|Title||Relationship between energy balance and metabolic profiles in plasma and milk of dairy cows in early lactation|
|Author(s)||Xu, Wei; Vervoort, Jacques; Saccenti, Edoardo; Kemp, Bas; Hoeij, Renny J. van; Knegsel, Ariette T.M. van|
|Source||Journal of Dairy Science (2020). - ISSN 0022-0302|
Systems and Synthetic Biology
|Publication type||Refereed Article in a scientific journal|
|Keyword(s)||liquid chromatography–mass spectrometry - mammary gland - metabolomics - nuclear magnetic resonance|
Negative energy balance in dairy cows in early lactation is related to alteration of metabolic status. However, the relationships among energy balance, metabolic profile in plasma, and metabolic profile in milk have not been reported. In this study our aims were: (1) to reveal the metabolic profiles of plasma and milk by integrating results from nuclear magnetic resonance (NMR) with data from liquid chromatography triple quadrupole mass spectrometry (LC-MS); and (2) to investigate the relationship between energy balance and the metabolic profiles of plasma and milk. For this study 24 individual dairy cows (parity 2.5 ± 0.5; mean ± standard deviation) were studied in lactation wk 2. Body weight (mean ± standard deviation; 627.4 ± 56.4 kg) and milk yield (28.1 ± 6.7 kg/d; mean ± standard deviation) were monitored daily. Milk composition (fat, protein, and lactose) and net energy balance were calculated. Plasma and milk samples were collected and analyzed using LC-MS and NMR. From all plasma metabolites measured, 27 were correlated with energy balance. These plasma metabolites were related to body reserve mobilization from body fat, muscle, and bone; increased blood flow; and gluconeogenesis. From all milk metabolites measured, 30 were correlated with energy balance.

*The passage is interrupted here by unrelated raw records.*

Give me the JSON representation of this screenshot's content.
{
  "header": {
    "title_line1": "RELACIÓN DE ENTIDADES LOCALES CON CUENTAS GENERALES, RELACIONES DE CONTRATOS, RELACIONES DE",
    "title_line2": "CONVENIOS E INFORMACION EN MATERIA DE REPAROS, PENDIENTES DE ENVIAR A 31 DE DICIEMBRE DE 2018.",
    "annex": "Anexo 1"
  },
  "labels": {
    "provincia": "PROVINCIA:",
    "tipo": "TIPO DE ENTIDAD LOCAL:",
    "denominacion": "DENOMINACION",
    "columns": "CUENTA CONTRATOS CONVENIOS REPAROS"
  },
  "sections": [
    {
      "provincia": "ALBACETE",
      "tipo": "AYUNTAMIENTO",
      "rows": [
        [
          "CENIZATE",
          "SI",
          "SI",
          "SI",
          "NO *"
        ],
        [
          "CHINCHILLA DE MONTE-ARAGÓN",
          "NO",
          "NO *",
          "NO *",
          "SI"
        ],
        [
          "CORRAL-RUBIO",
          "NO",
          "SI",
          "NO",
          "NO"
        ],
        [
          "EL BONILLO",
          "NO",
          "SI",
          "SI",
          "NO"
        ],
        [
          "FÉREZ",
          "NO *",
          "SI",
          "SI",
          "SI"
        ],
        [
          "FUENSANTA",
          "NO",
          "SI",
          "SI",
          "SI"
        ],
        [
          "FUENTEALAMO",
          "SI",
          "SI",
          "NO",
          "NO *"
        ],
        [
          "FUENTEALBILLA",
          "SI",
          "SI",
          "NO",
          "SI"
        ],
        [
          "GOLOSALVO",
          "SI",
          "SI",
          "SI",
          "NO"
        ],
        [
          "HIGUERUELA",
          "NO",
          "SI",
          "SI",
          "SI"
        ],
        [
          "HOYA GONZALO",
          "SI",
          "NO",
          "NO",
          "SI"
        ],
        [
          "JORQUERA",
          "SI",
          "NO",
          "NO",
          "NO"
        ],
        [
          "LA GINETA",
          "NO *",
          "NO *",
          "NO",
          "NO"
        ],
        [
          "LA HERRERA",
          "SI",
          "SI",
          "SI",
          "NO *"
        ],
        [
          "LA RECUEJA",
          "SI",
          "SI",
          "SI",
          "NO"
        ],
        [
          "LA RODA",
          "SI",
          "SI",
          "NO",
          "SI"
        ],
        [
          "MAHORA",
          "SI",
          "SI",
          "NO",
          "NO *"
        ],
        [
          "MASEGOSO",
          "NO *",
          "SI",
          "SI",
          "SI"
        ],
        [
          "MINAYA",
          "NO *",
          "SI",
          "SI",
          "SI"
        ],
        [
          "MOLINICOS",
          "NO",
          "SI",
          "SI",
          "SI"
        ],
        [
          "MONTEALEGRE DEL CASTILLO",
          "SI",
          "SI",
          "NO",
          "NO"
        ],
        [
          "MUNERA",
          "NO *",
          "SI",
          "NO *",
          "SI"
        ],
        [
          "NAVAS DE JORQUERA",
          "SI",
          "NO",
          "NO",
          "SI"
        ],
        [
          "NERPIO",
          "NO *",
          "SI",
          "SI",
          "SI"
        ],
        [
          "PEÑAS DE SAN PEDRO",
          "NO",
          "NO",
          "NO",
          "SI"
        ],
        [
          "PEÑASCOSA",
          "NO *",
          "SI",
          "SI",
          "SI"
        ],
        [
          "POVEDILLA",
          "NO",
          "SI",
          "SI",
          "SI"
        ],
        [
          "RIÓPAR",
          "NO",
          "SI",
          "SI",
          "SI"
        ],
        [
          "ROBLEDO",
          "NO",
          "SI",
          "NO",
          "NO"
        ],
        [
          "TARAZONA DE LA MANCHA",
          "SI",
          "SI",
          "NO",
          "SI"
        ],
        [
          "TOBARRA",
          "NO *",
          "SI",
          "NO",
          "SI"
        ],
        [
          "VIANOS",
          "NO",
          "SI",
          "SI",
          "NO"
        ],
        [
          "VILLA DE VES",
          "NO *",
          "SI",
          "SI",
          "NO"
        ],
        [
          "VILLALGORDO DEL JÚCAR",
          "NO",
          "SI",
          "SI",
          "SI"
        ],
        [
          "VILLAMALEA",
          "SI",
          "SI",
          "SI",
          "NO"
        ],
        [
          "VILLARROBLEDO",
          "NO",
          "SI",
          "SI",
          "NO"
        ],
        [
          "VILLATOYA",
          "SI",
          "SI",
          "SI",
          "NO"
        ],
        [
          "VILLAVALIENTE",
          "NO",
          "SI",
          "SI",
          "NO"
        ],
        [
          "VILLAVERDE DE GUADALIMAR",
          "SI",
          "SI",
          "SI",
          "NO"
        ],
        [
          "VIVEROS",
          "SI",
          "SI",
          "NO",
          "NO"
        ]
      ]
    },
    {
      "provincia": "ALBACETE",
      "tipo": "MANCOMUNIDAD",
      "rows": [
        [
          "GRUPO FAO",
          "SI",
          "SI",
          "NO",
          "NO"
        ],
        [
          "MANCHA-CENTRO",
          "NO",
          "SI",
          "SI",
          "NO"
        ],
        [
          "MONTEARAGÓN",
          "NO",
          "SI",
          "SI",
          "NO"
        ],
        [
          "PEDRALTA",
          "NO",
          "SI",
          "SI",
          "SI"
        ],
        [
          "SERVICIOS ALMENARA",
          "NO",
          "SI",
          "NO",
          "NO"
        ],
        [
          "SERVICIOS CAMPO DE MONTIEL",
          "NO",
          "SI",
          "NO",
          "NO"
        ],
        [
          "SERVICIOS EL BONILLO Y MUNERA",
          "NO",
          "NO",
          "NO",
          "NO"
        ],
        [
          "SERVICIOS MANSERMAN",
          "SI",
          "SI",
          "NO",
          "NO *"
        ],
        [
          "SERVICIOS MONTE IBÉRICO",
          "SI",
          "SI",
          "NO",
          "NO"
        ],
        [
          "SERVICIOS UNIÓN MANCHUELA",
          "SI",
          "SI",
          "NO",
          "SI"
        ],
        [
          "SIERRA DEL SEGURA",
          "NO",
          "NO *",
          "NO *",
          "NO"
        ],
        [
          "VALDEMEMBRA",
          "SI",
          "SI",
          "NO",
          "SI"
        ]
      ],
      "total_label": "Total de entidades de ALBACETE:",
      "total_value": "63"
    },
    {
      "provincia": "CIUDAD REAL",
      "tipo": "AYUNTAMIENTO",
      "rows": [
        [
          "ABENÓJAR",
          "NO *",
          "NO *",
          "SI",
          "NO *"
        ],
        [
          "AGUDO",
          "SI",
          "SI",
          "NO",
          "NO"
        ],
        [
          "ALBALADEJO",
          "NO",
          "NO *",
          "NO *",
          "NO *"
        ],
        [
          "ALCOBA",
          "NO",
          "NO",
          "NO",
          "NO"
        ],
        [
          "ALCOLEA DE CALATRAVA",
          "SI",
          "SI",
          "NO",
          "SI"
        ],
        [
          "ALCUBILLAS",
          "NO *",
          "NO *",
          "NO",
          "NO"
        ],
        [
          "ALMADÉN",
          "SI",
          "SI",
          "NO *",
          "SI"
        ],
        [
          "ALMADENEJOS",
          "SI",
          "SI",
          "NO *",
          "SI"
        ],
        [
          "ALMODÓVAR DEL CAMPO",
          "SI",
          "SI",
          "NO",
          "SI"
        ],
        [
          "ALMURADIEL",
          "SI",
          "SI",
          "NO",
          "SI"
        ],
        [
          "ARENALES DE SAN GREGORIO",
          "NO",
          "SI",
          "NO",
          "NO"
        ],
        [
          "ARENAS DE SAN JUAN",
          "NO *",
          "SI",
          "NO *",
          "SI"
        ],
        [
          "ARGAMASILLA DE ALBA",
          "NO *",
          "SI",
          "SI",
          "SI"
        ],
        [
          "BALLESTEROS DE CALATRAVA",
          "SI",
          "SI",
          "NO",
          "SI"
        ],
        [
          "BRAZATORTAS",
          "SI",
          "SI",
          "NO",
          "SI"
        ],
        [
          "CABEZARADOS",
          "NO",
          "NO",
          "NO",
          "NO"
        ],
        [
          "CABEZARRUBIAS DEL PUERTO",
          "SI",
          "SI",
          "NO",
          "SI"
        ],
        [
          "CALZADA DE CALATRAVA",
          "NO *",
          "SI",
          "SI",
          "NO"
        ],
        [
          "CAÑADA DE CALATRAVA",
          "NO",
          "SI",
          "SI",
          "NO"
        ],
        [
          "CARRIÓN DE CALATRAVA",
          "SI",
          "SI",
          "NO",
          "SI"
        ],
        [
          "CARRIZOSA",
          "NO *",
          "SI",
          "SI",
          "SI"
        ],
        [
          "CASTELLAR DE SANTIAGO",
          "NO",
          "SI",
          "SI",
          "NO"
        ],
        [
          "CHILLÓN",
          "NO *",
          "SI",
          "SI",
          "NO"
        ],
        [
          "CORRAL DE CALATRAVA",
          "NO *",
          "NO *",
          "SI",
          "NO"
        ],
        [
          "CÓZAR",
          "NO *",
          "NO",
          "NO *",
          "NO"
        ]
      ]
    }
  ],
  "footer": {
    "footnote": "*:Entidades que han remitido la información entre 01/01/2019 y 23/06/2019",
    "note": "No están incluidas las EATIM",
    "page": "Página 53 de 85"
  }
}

These milk metabolites were related to cell apoptosis and cell proliferation. Nine metabolites detected in both plasma and milk were correlated with each other and with energy balance. These metabolites were mainly related to hyperketonemia; β-oxidation of fatty acids; and one-carbon metabolism. The metabolic profiles of plasma and milk provide an in-depth insight into the physiological pathways of dairy cows in negative energy balance in early lactation. In addition to the classical indicators for energy balance (e.g., β-hydroxybutyrate, acetone, and glucose), the current study presents some new metabolites (e.g., glycine in plasma and milk; kynurenine, panthothenate, or arginine in plasma) in lactating dairy cows that are related to energy balance and may be of interest as new indicators for energy balance.